Welcome to March! So far this year we have explored two core concepts of early childhood development: 'You are Your Child’s First and Most Important Teacher' (January) and 'Play: The Work of Children' (February). As we move into March, we will be looking at 'Science and Early Childhood,' a core concept that covers brain development and its importance in a child's journey to successful adulthood.
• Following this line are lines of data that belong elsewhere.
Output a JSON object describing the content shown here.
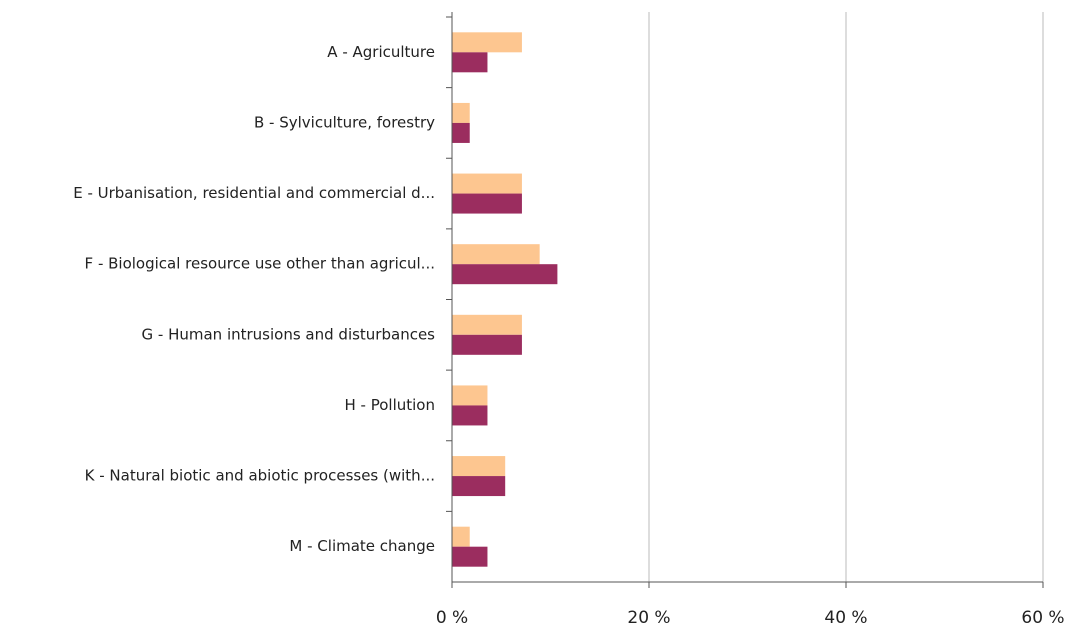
{
  "chart_data": {
    "type": "bar",
    "orientation": "horizontal",
    "categories": [
      "A - Agriculture",
      "B - Sylviculture, forestry",
      "E - Urbanisation, residential and commercial d...",
      "F - Biological resource use other than agricul...",
      "G - Human intrusions and disturbances",
      "H - Pollution",
      "K - Natural biotic and abiotic processes (with...",
      "M - Climate change"
    ],
    "series": [
      {
        "color": "#fdc690",
        "values": [
          7.1,
          1.8,
          7.1,
          8.9,
          7.1,
          3.6,
          5.4,
          1.8
        ]
      },
      {
        "color": "#9b2d5f",
        "values": [
          3.6,
          1.8,
          7.1,
          10.7,
          7.1,
          3.6,
          5.4,
          3.6
        ]
      }
    ],
    "xlim": [
      0,
      60
    ],
    "xticks": [
      {
        "value": 0,
        "label": "0 %"
      },
      {
        "value": 20,
        "label": "20 %"
      },
      {
        "value": 40,
        "label": "40 %"
      },
      {
        "value": 60,
        "label": "60 %"
      }
    ],
    "grid": true
  }
}
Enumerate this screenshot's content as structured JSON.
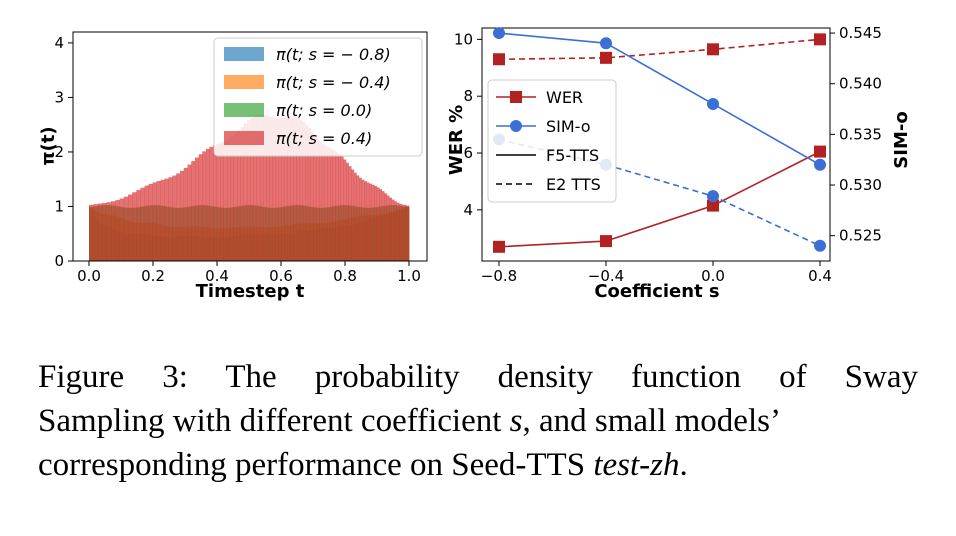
{
  "figure": {
    "chart_data": [
      {
        "type": "histogram",
        "xlabel": "Timestep t",
        "ylabel": "π(t)",
        "xlim": [
          0,
          1
        ],
        "ylim": [
          0,
          4.2
        ],
        "xticks": [
          "0.0",
          "0.2",
          "0.4",
          "0.6",
          "0.8",
          "1.0"
        ],
        "yticks": [
          "0",
          "1",
          "2",
          "3",
          "4"
        ],
        "bins": 100,
        "legend_position": "upper-right",
        "series": [
          {
            "name": "π(t; s = − 0.8)",
            "s": -0.8,
            "color": "#1f77b4"
          },
          {
            "name": "π(t; s = − 0.4)",
            "s": -0.4,
            "color": "#ff7f0e"
          },
          {
            "name": "π(t; s = 0.0)",
            "s": 0.0,
            "color": "#2ca02c"
          },
          {
            "name": "π(t; s = 0.4)",
            "s": 0.4,
            "color": "#d62728"
          }
        ]
      },
      {
        "type": "line",
        "xlabel": "Coefficient s",
        "ylabel": "WER %",
        "y2label": "SIM-o",
        "x": [
          -0.8,
          -0.4,
          0.0,
          0.4
        ],
        "xticks": [
          "−0.8",
          "−0.4",
          "0.0",
          "0.4"
        ],
        "yticks": [
          "4",
          "6",
          "8",
          "10"
        ],
        "y2ticks": [
          "0.525",
          "0.530",
          "0.535",
          "0.540",
          "0.545"
        ],
        "ylim": [
          2.2,
          10.4
        ],
        "y2lim": [
          0.5225,
          0.5455
        ],
        "series": [
          {
            "metric": "WER",
            "model": "F5-TTS",
            "axis": "left",
            "color": "#b22222",
            "marker": "square",
            "linestyle": "solid",
            "values": [
              2.7,
              2.9,
              4.15,
              6.05
            ]
          },
          {
            "metric": "WER",
            "model": "E2 TTS",
            "axis": "left",
            "color": "#b22222",
            "marker": "square",
            "linestyle": "dashed",
            "values": [
              9.3,
              9.35,
              9.65,
              10.0
            ]
          },
          {
            "metric": "SIM-o",
            "model": "F5-TTS",
            "axis": "right",
            "color": "#3b6fd6",
            "marker": "circle",
            "linestyle": "solid",
            "values": [
              0.545,
              0.544,
              0.538,
              0.532
            ]
          },
          {
            "metric": "SIM-o",
            "model": "E2 TTS",
            "axis": "right",
            "color": "#3b6fd6",
            "marker": "circle",
            "linestyle": "dashed",
            "values": [
              0.5345,
              0.532,
              0.5289,
              0.524
            ]
          }
        ],
        "legend": [
          {
            "label": "WER",
            "kind": "square",
            "color": "#b22222"
          },
          {
            "label": "SIM-o",
            "kind": "circle",
            "color": "#3b6fd6"
          },
          {
            "label": "F5-TTS",
            "kind": "solid",
            "color": "#000000"
          },
          {
            "label": "E2 TTS",
            "kind": "dashed",
            "color": "#000000"
          }
        ],
        "legend_position": "center-left"
      }
    ]
  },
  "caption": {
    "label": "Figure 3:",
    "text_1": "The probability density function of Sway",
    "text_2a": "Sampling with different coefficient ",
    "var_s": "s",
    "text_2b": ", and small models’",
    "text_3a": "corresponding performance on Seed-TTS ",
    "dataset": "test-zh",
    "text_3b": "."
  }
}
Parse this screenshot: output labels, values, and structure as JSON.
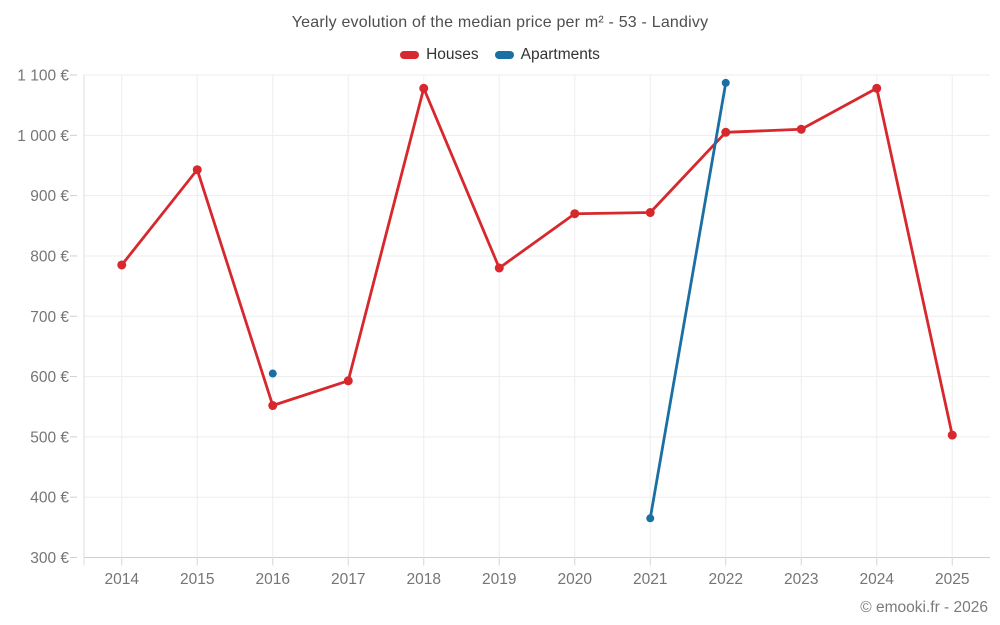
{
  "title": "Yearly evolution of the median price per m² - 53 - Landivy",
  "footer": {
    "text": "© emooki.fr - 2026"
  },
  "colors": {
    "houses": "#d7282e",
    "apartments": "#1a6fa3",
    "axis_label": "#757575",
    "grid": "#ededed",
    "axis_line": "#cfcfcf"
  },
  "chart_data": {
    "type": "line",
    "title": "Yearly evolution of the median price per m² - 53 - Landivy",
    "xlabel": "",
    "ylabel": "",
    "ylim": [
      300,
      1100
    ],
    "grid": true,
    "legend_position": "top-center",
    "categories": [
      "2014",
      "2015",
      "2016",
      "2017",
      "2018",
      "2019",
      "2020",
      "2021",
      "2022",
      "2023",
      "2024",
      "2025"
    ],
    "series": [
      {
        "name": "Houses",
        "color": "#d7282e",
        "marker_radius": 4.5,
        "values": [
          785,
          943,
          552,
          593,
          1078,
          780,
          870,
          872,
          1005,
          1010,
          1078,
          503
        ]
      },
      {
        "name": "Apartments",
        "color": "#1a6fa3",
        "marker_radius": 4,
        "values": [
          null,
          null,
          605,
          null,
          null,
          null,
          null,
          365,
          1087,
          null,
          null,
          null
        ]
      }
    ],
    "y_ticks": [
      {
        "value": 300,
        "label": "300 €"
      },
      {
        "value": 400,
        "label": "400 €"
      },
      {
        "value": 500,
        "label": "500 €"
      },
      {
        "value": 600,
        "label": "600 €"
      },
      {
        "value": 700,
        "label": "700 €"
      },
      {
        "value": 800,
        "label": "800 €"
      },
      {
        "value": 900,
        "label": "900 €"
      },
      {
        "value": 1000,
        "label": "1 000 €"
      },
      {
        "value": 1100,
        "label": "1 100 €"
      }
    ]
  }
}
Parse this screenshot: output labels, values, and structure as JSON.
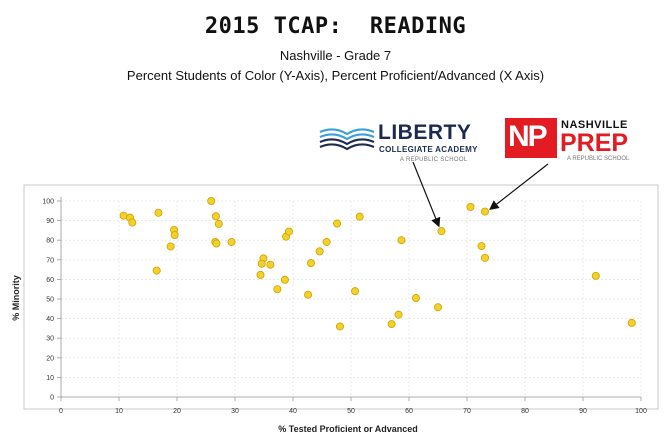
{
  "header": {
    "title": "2015 TCAP:  READING",
    "subtitle1": "Nashville - Grade 7",
    "subtitle2": "Percent Students of Color (Y-Axis), Percent Proficient/Advanced (X Axis)"
  },
  "logos": {
    "liberty": {
      "name": "LIBERTY",
      "subtitle": "COLLEGIATE ACADEMY",
      "tagline": "A REPUBLIC SCHOOL"
    },
    "nashville_prep": {
      "initials": "NP",
      "name_top": "NASHVILLE",
      "name_bottom": "PREP",
      "tagline": "A REPUBLIC SCHOOL"
    }
  },
  "colors": {
    "point_fill": "#f5d02b",
    "point_stroke": "#c9a200",
    "grid": "#dcdcdc",
    "axis": "#999999",
    "liberty_blue": "#1c2a52",
    "np_red": "#e31b23"
  },
  "chart_data": {
    "type": "scatter",
    "title": "2015 TCAP:  READING",
    "xlabel": "% Tested Proficient or Advanced",
    "ylabel": "% Minority",
    "xlim": [
      0,
      100
    ],
    "ylim": [
      0,
      100
    ],
    "xticks": [
      0,
      10,
      20,
      30,
      40,
      50,
      60,
      70,
      80,
      90,
      100
    ],
    "yticks": [
      0,
      10,
      20,
      30,
      40,
      50,
      60,
      70,
      80,
      90,
      100
    ],
    "grid": true,
    "points": [
      {
        "x": 10.8,
        "y": 92.5
      },
      {
        "x": 11.9,
        "y": 91.5
      },
      {
        "x": 12.3,
        "y": 89
      },
      {
        "x": 16.8,
        "y": 94
      },
      {
        "x": 16.5,
        "y": 64.5
      },
      {
        "x": 18.9,
        "y": 76.8
      },
      {
        "x": 19.5,
        "y": 85.2
      },
      {
        "x": 19.6,
        "y": 82.6
      },
      {
        "x": 25.9,
        "y": 100
      },
      {
        "x": 26.7,
        "y": 92.2
      },
      {
        "x": 27.2,
        "y": 88.3
      },
      {
        "x": 26.6,
        "y": 79.1
      },
      {
        "x": 26.8,
        "y": 78.3
      },
      {
        "x": 29.4,
        "y": 79.1
      },
      {
        "x": 34.9,
        "y": 70.7
      },
      {
        "x": 34.6,
        "y": 68
      },
      {
        "x": 36.1,
        "y": 67.5
      },
      {
        "x": 34.4,
        "y": 62.3
      },
      {
        "x": 37.3,
        "y": 55
      },
      {
        "x": 38.6,
        "y": 59.8
      },
      {
        "x": 38.8,
        "y": 81.8
      },
      {
        "x": 39.3,
        "y": 84.4
      },
      {
        "x": 42.6,
        "y": 52.2
      },
      {
        "x": 43.1,
        "y": 68.3
      },
      {
        "x": 44.6,
        "y": 74.3
      },
      {
        "x": 45.8,
        "y": 79.1
      },
      {
        "x": 47.6,
        "y": 88.5
      },
      {
        "x": 48.1,
        "y": 36
      },
      {
        "x": 50.7,
        "y": 54
      },
      {
        "x": 51.5,
        "y": 92
      },
      {
        "x": 57,
        "y": 37.2
      },
      {
        "x": 58.2,
        "y": 42
      },
      {
        "x": 58.7,
        "y": 80
      },
      {
        "x": 61.2,
        "y": 50.5
      },
      {
        "x": 65,
        "y": 45.8
      },
      {
        "x": 65.6,
        "y": 84.6
      },
      {
        "x": 70.6,
        "y": 97
      },
      {
        "x": 72.5,
        "y": 77
      },
      {
        "x": 73.1,
        "y": 94.6
      },
      {
        "x": 73.1,
        "y": 71
      },
      {
        "x": 92.2,
        "y": 61.8
      },
      {
        "x": 98.4,
        "y": 37.8
      }
    ],
    "annotations": [
      {
        "label": "LIBERTY COLLEGIATE ACADEMY",
        "x": 65.6,
        "y": 84.6
      },
      {
        "label": "NASHVILLE PREP",
        "x": 73.1,
        "y": 94.6
      }
    ]
  }
}
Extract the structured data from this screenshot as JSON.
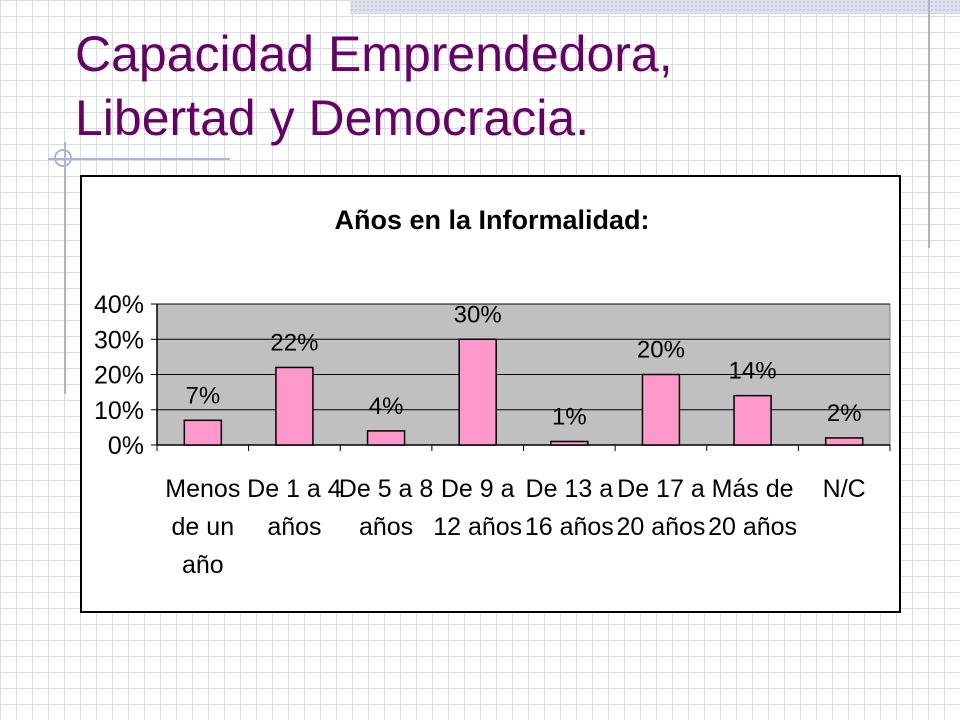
{
  "slide": {
    "title_line1": "Capacidad Emprendedora,",
    "title_line2": "Libertad y Democracia."
  },
  "chart_data": {
    "type": "bar",
    "title": "Años en la Informalidad:",
    "categories": [
      [
        "Menos",
        "de un",
        "año"
      ],
      [
        "De 1 a 4",
        "años"
      ],
      [
        "De 5 a 8",
        "años"
      ],
      [
        "De 9 a",
        "12 años"
      ],
      [
        "De 13 a",
        "16 años"
      ],
      [
        "De 17 a",
        "20 años"
      ],
      [
        "Más de",
        "20 años"
      ],
      [
        "N/C"
      ]
    ],
    "values": [
      7,
      22,
      4,
      30,
      1,
      20,
      14,
      2
    ],
    "data_labels": [
      "7%",
      "22%",
      "4%",
      "30%",
      "1%",
      "20%",
      "14%",
      "2%"
    ],
    "y_ticks": [
      "0%",
      "10%",
      "20%",
      "30%",
      "40%"
    ],
    "ylim": [
      0,
      40
    ],
    "grid": true,
    "colors": {
      "bar_fill": "#ff99cc",
      "bar_stroke": "#000000",
      "plot_background": "#c0c0c0",
      "gridline": "#000000"
    }
  }
}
Roughly 90% of the brain is developed by the age of five, which is why the early years are so crucial and why this month's core concept is so important to Norwood. Throughout the month, we will be exploring science and early childhood through five main topics:


Serve and Return

From infancy, you begin helping your child build a big strong brain with the seemingly simple concept of ‘serve and return.’ Serve and return is like a tennis match: when your baby cries, they are serving; when you respond by cooing or picking them up, you are returning their serve. Speaking back and forth with your child, mimicking their sounds, answering their questions, and making eye contact with them help build neural connections in their brains.


Executive Function and Self-Regulation

Executive function is the ability to focus, pay attention, remember instructions, and practice self-control-all at the same time! You might think of an air traffic controller, sending all the different planes (or thoughts) to where they need to be. Self-regulation is being able to process and control emotions. Caregiver modeling is very important for children to learn how to self-regulate.


Resilience

Resilience is the ability to ‘bounce back’ from challenges. For example, if your child is stacking blocks and the blocks all fall, resilience tells them that the tower can be built again. If your child pours their own drink and it spills, resilience helps them take action to clean it up and pour again.


Toxic Stress

Toxic stress is just what it sounds like: stress that is a challenge for a child to handle, such as lack of nutritious food, witnessing violence, or experiencing neglect. Toxic stress prevents the brain from making connections. But the good news is that having a supportive and responsive caregiver (like you) can make toxic stress tolerable.


Early Experiences and Brain Architecture

Every single experience your child has, whether it be positive or negative, has an impact on their developing brain. Think of early experiences as the foundation of a house. Positive experiences create a strong foundation for a house to be built on. Negative experiences and toxic stress make the foundation weaker.